Written by Maria Michalowski
Regret: A feeling often accompanied by sadness, shame, and guilt; regret is when you wish you had done things differently in your past.
Who doesn’t have regrets? Who hasn’t kicked themselves for a missed opportunity, or an embarrassing mistake? A failed relationship. A harsh word. I don’t really need to provide a personal example to make my point, do I?
How we handle regret … that can be the tricky part. Feelings of regret can haunt us, and can be especially challenging if we live with regular reminders. Let’s try an exercise to check how you handle regret. Before you continue reading, take a moment and think of something specific that you regret. Start simple. For this exercise it doesn’t have to be a big thing. I’m sure something will quickly come to mind. It’s part of being human.
“…the pain caused you to have remorse and change your ways. It was the kind of sorrow God wants his people to have….” 2 Corinthians 7:9-10
The acrostic listed below can help you evaluate your regret, and come to terms with it in a healthy, God-honoring way.

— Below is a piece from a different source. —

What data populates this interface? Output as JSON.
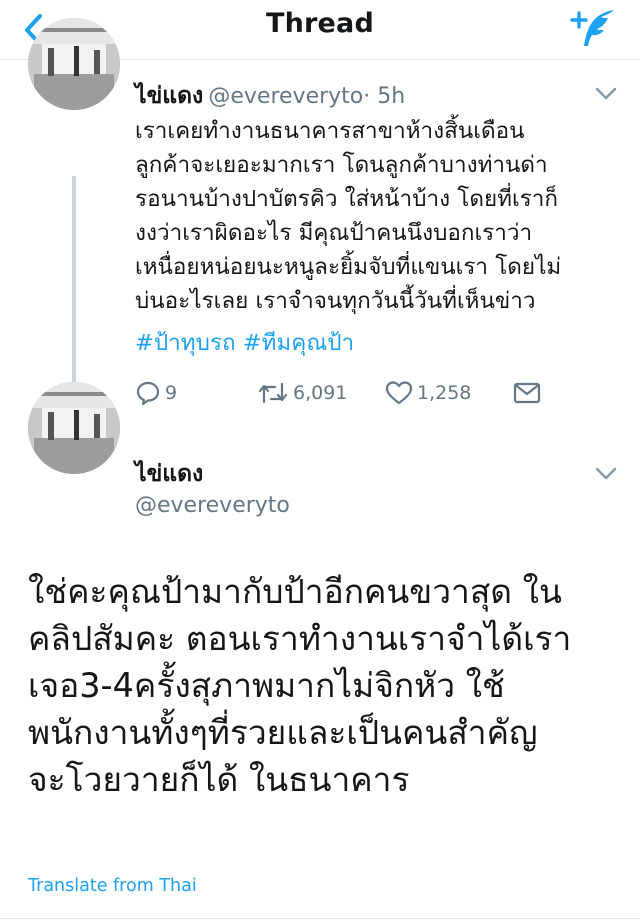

R – Reframe: Reframing involves choosing to look at the regret in a different light using positive words – opportunity instead of failure, humility instead of shame, redirection instead of loss.
E – Examine: Make sure you’ve learned at least one lesson as you process a regret. If you don’t look for the lesson, you won’t learn from it.
G – Growth: Taking time to think before you speak, looking before you leap, or checking your gas gauge before you travel. Regrets are opportunities for growth.
R – Respond: Thinking about your regrets only goes so far. You have to take action: seek advice, make changes, ask for forgiveness, release others. Often the biggest challenge is to forgive yourself!
E – Extend: Take the opportunity to redo. Use encouraging words, be quick to ask forgiveness, say “yes” and try something different.
T – Trust: Following these steps doesn’t mean you’ll never have more regrets, but you can know that you are capable of processing your regrets in a healthy, God-honoring and effective way.
This acrostic lists UNhealthy ways that we may deal with regret. Beware – these responses tend to mask the feelings of regret, which will continue to come back up.
R – Reduce: Making light of the wrong, turning the bad feeling of regret into a joke or an unimportant thing.
E – Erase: Ignoring, trying to forget the thing you regret.
G – Gripe: Complain and focus on the facets of the regret that weren’t your fault.
R – Retort: Get angry and defensive in response to the feeling of regret.
E – Elevate: Put the regret in a positive light, “learning” from it without change or improvement.
T – Twist: Blame, deny, accuse – involving others so the focus is off of yourself.
This is not a trivial exercise. Some regrets are deep, painful, and very difficult to process. Some regrets provide no opportunity for a second chance. God does not want you to dwell on the past, or get trapped there. He gets no pleasure from the regret that you feel. If you can’t shake a feeling of regret, you need to identify who is reminding you of that. It’s not God. God delights in being the lifter of your head, and turning regrets into personal stories of His grace & mercy.
The next time you feel the shudder and shadow of regret, invite the Holy Spirit to help you process it in a healthy way. He will renew your heart and mind, and deliver you from all your fear (and regret!).
Maria Michalowski has attended Allison Park Church for 34 years, where she married her husband, Mike, and raised two children. She joined the Allison Park Church staff 10 years ago and helps to coordinate the care and support of her church family.